La faiblesse persistante des prix, les tensions financières et la nécessité d’accroître les flux de trésorerie ont conduit les entreprises concernées, en particulier celles qui font partie de coentreprises dans les secteurs amont et intermédiaire, à porter leurs causes devant les tribunaux au lieu de faire preuve de souplesse comme c’était le cas en des périodes plus favorables pour ce secteur interconnecté. En d’autres termes, les cas de litiges Bet-the-Company sont plus nombreux aujourd’hui, la survie de l’entreprise étant moins avantageuse financièrement que lorsque les bénéfices affluaient. Cette approche plus « agressive » de la résolution des différends a entraîné une augmentation du nombre de litiges devant les tribunaux et portés en arbitrage.

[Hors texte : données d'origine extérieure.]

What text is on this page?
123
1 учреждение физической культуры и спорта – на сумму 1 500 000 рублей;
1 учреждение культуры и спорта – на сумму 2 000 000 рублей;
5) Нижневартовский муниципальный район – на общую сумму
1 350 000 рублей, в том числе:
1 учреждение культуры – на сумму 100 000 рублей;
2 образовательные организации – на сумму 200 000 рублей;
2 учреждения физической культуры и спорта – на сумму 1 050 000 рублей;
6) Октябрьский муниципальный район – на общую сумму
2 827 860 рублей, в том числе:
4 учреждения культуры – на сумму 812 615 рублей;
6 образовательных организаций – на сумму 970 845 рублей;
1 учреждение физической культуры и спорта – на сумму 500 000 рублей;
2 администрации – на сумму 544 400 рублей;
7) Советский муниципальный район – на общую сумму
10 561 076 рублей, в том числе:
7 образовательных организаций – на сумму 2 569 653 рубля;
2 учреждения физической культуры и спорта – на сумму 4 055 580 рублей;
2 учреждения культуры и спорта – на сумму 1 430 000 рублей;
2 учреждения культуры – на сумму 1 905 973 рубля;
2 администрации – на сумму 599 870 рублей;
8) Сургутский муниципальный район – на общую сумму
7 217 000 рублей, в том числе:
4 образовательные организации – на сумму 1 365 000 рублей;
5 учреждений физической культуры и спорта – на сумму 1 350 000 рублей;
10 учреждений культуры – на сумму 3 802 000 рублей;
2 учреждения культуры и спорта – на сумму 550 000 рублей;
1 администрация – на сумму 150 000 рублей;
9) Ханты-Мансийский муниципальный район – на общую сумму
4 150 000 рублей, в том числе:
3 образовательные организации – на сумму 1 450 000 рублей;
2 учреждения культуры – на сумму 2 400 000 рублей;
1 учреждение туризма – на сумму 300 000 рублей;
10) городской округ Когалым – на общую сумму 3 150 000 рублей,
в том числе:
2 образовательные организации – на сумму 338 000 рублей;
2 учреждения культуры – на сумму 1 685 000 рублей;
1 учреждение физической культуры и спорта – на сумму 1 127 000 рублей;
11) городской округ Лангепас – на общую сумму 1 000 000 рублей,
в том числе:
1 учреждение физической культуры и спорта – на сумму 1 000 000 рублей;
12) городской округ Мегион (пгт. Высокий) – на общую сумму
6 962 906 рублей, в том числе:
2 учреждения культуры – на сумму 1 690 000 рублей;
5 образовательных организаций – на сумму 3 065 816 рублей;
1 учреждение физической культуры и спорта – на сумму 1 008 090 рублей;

Restructuration et insolvabilité

D’autres restructurations et insolvabilités sont à prévoir pour 2020 et 2021 dans ce secteur. L’activité est en forte hausse pour les avocats, qui sont occupés depuis la deuxième moitié de 2019. Les banques, qui ont longtemps été indulgentes avec leurs clients, commencent à s’impatienter dans un contexte où de plus en plus d’entreprises ne tiennent qu’à un fil, sans aucune perspective d’amélioration à court ou moyen terme. De récentes procédures intentées en vertu de la Loi sur les arrangements avec les créanciers des compagnies (LACC) et portant sur d’importantes sociétés à moyenne capitalisation témoignent de cette tendance, qui devrait se maintenir au cours des prochaines années.

Litiges en construction

Une vague de litiges dans le secteur de la construction en Alberta pourrait sembler être une incohérence, compte tenu de la relative rareté des projets de construction dans cette province par les temps qui courent. Mais, comme d’habitude, les litiges ont tendance à suivre les périodes d’essor, et le ralentissement a entraîné un plus grand nombre de litiges en construction qui n’auraient peut-être pas eu lieu ou qui auraient été réglés lorsque la conjoncture était favorable. Ces litiges concernent souvent des projets de construction en difficulté qui ont été lancés en période de prospérité et qui sont maintenant ralentis ou bloqués en raison de la contraction des flux de trésorerie.